The candidates stepped up their attacks on Mr Trump, the clear frontrunner for the Republican nomination, as he missed the Fox Business debate in California.
Mr Trump had instead gone to the key state of Michigan to deliver a speech amid the backdrop of a car manufacturer’s strike.
Florida Governor Ron DeSantis said just a few minutes into proceedings that President Joe Biden was “completely missing in action from leadership. And you know who else is missing in action? Donald Trump is missing in action.”
Former New Jersey Governor Chris Christie, who has built his campaign around criticizing Trump, said the former president “hides behind the walls of his golf clubs and won’t show up here to answer questions like all the rest of us are up here to answer.”
Addressing the former president directly, Mr Christie said: “Donald, I know you’re watching. You can’t help yourself.
“You’re ducking these things. And let me tell you what’s going to happen. You keep doing that, no one here’s going to call you Donald Trump anymore - we’re going to call you Donald Duck.”
Vivek Ramaswamy, the entrepreneur who has declared Trump to be the “best president of the 21st century,” distanced himself and argued he was a natural successor.
“Yes, I will respect Donald Trump and his legacy because it’s the right thing to do,” he said. “But we will unite this country to take the America First agenda to the next level. And that will take a different generation to do it.”
Mr Trump gave a lengthy prime-time speech in suburban Detroit that continued into the start of the debate. The crowd booed when he referenced the debate.

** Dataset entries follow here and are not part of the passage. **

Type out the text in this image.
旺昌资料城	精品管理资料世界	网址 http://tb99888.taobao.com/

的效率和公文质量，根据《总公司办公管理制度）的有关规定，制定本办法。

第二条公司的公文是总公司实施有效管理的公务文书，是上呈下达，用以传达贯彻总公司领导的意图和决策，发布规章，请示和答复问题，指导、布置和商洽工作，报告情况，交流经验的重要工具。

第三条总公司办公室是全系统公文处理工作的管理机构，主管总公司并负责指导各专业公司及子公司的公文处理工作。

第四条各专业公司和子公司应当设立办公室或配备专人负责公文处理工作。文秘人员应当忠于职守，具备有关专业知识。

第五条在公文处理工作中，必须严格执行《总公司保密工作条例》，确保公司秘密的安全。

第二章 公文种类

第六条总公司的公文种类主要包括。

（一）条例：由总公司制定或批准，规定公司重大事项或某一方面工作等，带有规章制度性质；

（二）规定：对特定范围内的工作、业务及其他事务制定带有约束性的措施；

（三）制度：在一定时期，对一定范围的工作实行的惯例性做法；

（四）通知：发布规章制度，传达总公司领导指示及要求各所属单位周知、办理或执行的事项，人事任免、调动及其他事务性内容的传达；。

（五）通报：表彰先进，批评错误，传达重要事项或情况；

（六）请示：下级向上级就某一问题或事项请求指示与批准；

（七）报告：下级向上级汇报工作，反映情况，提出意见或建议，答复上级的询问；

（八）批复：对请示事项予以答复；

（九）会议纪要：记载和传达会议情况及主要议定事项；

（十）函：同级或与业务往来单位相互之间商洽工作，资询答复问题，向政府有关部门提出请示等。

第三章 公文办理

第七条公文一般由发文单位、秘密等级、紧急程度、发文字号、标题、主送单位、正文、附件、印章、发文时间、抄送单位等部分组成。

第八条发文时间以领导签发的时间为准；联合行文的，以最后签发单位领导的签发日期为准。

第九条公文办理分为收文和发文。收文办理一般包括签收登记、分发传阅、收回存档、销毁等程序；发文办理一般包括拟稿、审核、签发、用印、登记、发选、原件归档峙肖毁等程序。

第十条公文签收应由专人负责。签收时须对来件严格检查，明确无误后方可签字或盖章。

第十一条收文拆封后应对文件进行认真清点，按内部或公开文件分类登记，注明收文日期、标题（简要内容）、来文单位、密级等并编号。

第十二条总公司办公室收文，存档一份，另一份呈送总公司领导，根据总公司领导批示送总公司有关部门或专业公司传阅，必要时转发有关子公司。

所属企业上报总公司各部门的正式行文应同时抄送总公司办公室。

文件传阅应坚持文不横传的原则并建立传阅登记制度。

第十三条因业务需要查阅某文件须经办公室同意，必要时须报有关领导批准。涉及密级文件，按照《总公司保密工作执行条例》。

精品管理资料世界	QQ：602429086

He joked, “We’re competing with the job candidates,” and poked fun at his rivals for not drawing crowds as large as his.
Immigration, the influx of migrants and drugs across the US southern border, which have been leading concerns among Republican voters and came up through the two-hour debate between seven other candidates for the nomination.
Mr DeSantis vowed to treat Mexican drug cartels “as the foreign terrorists that they are”, while former UN Ambassador Nikki Haley said she “will send in our special operations and we will take out the cartels”.
The future of US-China relations, and the perceived threat posed by the Asian superpower, also came under scrutiny.
Mr DeSantis said “elites” in Washington had chosen to “surrender” to the Chinese Communist Party, while North Dakota Governor Doug Burgum attacked the Biden administration for a “policy of appeasement”.
Mr Pence argued that President Biden’s climate policies were only “good for Beijing” and Ms Haley lamented the flow of the deadly drug fentanyl from China to the US over the border with Mexico.
The night ended when the candidates refused to be drawn in to a game of Survivor, after being asked who they would vote to eliminate from the field.